Life expectancy…

Has it stopped rising? From what I can gather even Michael Marmot only really said that a) its rate of increase had slowed and b) that it was worth investigating whether austerity might be involved. None of which stopped the story being way more extreme on both counts, fuelled in some cases by people who really ought to know better.

So what to think? The first thing to remember is that Life Expectancy (LE) is a fairly artificial construct. It doesn’t actually describe the likely lifespan of anyone, given that it is constructed from contemporary risks – as if a baby born today were to experience today’s age specific risks throughout life. As a result, LE as a measure can change rapidly because of contemporary pressures.

Secondly, the excess winter deaths of 2014-15 make a substantial difference to the calculations and visual appearance of the data. We will only really know what is happening with that trend when we can see if that was a one-off event or something more sinister.

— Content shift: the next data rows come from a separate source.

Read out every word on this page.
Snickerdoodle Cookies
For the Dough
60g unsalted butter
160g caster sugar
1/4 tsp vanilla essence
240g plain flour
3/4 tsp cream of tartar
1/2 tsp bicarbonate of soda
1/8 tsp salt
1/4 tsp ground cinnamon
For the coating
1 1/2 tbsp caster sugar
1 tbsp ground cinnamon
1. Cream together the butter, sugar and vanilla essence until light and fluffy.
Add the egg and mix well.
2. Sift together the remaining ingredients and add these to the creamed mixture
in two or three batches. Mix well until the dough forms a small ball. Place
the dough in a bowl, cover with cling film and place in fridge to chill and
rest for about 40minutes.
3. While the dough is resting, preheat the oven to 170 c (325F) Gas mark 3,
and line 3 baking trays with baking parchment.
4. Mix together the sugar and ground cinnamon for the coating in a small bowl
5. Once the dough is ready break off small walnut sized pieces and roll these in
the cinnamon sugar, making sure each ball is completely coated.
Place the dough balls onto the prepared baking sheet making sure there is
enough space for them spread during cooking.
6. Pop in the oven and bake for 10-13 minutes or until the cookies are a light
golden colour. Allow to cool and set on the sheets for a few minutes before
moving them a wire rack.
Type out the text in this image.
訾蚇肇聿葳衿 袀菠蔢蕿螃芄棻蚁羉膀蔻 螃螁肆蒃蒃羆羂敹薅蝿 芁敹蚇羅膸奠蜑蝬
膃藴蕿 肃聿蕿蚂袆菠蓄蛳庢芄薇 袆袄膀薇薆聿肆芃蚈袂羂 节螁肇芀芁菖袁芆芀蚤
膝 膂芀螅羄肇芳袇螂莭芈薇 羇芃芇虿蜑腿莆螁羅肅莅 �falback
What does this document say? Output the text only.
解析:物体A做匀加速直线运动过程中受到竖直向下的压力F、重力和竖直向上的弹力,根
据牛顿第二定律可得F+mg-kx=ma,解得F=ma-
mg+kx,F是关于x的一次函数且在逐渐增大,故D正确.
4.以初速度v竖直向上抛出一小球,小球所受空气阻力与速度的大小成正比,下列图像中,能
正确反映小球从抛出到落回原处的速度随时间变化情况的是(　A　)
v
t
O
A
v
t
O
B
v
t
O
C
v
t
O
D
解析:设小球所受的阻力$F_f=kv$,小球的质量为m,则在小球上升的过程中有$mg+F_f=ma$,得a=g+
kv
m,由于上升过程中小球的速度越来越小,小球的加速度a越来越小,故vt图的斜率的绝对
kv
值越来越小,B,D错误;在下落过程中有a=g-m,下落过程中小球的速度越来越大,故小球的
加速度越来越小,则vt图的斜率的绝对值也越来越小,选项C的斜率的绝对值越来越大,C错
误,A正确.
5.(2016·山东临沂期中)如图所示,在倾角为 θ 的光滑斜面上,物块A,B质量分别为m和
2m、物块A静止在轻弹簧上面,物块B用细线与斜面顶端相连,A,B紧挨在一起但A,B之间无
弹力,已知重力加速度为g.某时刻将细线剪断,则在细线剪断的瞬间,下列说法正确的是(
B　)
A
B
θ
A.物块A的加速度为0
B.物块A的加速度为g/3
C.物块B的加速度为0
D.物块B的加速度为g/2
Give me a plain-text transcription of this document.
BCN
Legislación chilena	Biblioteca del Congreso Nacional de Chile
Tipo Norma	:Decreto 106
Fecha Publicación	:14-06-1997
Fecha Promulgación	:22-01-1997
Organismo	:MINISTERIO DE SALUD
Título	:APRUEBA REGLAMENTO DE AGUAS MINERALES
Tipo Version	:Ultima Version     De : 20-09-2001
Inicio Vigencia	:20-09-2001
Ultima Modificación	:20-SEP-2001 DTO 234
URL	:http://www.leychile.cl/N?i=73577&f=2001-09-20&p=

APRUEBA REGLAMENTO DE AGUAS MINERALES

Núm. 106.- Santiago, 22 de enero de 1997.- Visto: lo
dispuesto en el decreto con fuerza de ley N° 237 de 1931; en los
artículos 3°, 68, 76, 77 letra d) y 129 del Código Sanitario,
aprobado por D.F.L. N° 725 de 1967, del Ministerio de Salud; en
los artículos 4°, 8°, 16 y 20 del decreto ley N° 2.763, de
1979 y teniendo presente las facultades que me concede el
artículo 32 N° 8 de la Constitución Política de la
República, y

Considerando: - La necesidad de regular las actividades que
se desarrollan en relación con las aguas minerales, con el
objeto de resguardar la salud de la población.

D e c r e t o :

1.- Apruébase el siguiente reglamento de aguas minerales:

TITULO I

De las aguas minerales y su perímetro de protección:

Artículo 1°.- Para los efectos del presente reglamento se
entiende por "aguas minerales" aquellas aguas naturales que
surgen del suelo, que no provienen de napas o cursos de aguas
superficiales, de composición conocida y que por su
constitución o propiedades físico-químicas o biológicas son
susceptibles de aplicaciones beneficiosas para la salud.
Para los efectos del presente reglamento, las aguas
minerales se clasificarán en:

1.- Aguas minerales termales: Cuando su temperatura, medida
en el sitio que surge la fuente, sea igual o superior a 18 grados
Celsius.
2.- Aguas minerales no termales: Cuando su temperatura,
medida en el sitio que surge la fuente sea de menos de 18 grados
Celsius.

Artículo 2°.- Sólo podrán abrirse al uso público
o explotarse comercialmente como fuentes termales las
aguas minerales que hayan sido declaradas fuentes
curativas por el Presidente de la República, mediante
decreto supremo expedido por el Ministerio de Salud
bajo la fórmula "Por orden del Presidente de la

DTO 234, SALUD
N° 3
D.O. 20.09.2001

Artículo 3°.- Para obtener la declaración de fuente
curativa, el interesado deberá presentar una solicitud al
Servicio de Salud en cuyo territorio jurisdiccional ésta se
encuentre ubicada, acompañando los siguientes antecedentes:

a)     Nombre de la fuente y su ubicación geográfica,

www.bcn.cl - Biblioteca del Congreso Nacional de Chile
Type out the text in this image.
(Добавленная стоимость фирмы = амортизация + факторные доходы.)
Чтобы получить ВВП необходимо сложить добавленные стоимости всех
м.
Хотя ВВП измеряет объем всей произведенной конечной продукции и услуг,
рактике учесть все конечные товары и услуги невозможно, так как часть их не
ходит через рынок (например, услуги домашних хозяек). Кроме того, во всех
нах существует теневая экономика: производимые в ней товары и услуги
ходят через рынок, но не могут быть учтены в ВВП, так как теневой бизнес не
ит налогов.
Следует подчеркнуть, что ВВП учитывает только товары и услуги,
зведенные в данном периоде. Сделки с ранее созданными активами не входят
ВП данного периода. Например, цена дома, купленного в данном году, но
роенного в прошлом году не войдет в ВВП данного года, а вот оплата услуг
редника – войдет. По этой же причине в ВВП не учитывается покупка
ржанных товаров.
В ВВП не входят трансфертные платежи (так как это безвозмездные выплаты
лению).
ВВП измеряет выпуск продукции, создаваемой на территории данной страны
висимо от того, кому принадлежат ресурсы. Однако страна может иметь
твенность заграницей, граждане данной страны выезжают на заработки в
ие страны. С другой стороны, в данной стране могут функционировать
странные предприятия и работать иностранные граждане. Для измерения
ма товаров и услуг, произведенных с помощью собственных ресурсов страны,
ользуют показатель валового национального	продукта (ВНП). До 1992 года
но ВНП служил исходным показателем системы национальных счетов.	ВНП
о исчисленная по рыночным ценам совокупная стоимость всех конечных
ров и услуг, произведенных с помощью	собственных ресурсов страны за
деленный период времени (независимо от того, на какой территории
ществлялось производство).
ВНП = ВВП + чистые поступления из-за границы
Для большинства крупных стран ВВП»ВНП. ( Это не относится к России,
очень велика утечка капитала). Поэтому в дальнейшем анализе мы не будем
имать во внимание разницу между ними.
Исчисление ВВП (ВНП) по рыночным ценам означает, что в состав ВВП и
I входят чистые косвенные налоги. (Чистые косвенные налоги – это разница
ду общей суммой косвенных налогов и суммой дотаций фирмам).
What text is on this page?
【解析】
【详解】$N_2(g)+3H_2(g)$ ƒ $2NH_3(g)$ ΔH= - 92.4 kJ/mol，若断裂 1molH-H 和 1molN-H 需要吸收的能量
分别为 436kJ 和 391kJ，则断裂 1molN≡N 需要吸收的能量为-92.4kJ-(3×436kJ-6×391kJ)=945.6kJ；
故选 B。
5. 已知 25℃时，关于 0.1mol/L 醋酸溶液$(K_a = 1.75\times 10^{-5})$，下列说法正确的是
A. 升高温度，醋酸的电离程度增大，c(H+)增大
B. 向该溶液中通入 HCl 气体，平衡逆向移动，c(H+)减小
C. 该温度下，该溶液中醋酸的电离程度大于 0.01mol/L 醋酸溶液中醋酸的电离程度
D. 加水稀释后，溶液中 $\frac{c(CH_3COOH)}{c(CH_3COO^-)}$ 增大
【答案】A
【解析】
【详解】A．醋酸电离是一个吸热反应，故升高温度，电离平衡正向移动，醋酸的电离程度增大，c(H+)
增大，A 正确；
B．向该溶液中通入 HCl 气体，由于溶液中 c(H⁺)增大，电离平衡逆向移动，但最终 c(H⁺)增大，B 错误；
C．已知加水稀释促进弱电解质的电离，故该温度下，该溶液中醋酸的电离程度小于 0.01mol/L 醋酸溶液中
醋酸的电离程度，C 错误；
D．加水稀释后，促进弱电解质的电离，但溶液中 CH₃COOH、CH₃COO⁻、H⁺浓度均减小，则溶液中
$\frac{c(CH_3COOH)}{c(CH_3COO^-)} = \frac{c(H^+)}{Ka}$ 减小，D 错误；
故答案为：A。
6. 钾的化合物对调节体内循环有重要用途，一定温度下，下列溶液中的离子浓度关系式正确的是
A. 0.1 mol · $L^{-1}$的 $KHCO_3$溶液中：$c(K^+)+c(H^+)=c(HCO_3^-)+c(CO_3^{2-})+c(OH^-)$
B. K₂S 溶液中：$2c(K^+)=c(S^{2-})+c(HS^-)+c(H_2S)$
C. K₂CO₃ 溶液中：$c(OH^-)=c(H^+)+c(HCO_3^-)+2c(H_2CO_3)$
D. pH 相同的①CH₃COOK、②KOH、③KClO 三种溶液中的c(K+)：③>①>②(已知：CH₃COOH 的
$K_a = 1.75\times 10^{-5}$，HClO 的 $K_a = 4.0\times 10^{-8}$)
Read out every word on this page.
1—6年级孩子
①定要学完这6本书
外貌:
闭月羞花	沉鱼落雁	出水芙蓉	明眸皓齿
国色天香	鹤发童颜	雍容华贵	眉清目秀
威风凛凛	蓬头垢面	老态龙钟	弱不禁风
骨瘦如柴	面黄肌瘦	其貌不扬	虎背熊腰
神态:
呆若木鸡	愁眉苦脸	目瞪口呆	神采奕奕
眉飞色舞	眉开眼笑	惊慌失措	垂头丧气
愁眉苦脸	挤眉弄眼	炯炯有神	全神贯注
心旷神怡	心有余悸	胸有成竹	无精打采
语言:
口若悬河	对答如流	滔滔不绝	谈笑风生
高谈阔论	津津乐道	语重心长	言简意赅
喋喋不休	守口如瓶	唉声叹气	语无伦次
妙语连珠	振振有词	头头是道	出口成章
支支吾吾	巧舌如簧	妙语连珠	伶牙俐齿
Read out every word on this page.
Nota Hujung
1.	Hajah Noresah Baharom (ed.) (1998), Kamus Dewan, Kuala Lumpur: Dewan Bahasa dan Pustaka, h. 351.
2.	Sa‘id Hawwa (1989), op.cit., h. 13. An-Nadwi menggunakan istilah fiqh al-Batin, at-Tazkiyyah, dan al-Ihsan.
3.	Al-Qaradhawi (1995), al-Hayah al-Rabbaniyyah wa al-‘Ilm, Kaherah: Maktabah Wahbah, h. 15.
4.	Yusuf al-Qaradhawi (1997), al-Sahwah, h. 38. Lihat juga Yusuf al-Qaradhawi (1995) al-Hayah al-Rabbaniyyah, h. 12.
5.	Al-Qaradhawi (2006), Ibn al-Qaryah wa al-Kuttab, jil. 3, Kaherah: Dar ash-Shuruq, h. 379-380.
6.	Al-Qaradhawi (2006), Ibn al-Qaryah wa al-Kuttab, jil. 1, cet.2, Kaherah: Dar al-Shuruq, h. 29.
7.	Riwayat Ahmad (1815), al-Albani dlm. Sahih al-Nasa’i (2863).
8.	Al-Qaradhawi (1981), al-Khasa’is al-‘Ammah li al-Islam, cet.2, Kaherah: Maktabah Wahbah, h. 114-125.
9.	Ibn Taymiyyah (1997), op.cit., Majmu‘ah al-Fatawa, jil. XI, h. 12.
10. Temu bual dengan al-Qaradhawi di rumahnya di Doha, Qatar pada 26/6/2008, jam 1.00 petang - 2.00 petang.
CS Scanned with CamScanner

Thirdly, the appearance of slowed increase in LE may be more the result of an upward deviation from trend between 2009 and 2011 rather than a subsequent downward deviation, thus:

Without those better, earlier figures the furthest right points would not appear anomalous, notwithstanding the 2014-15 excess winter deaths.

This sort of pattern also invites speculation that there is a ‘frail survivor’ effect here, whereby older individuals, having avoided earlier insults, are particularly vulnerable when subsequently exposed to e.g. a new circulating viral strain.

On Radio 4 this morning, the ‘Thought for the Day’ speaker reflected the suggestion that we could be reaching a limit to extension of life expectancy. To which it is worth pointing out that people have been predicting that for many years and have found it necessary repeatedly to revise their assumptions (e.g. see Oeppen J, Vaupel JW. Broken Limits to Life Expectancy. Science (80- ). 2002;296(5570):1029–1031.)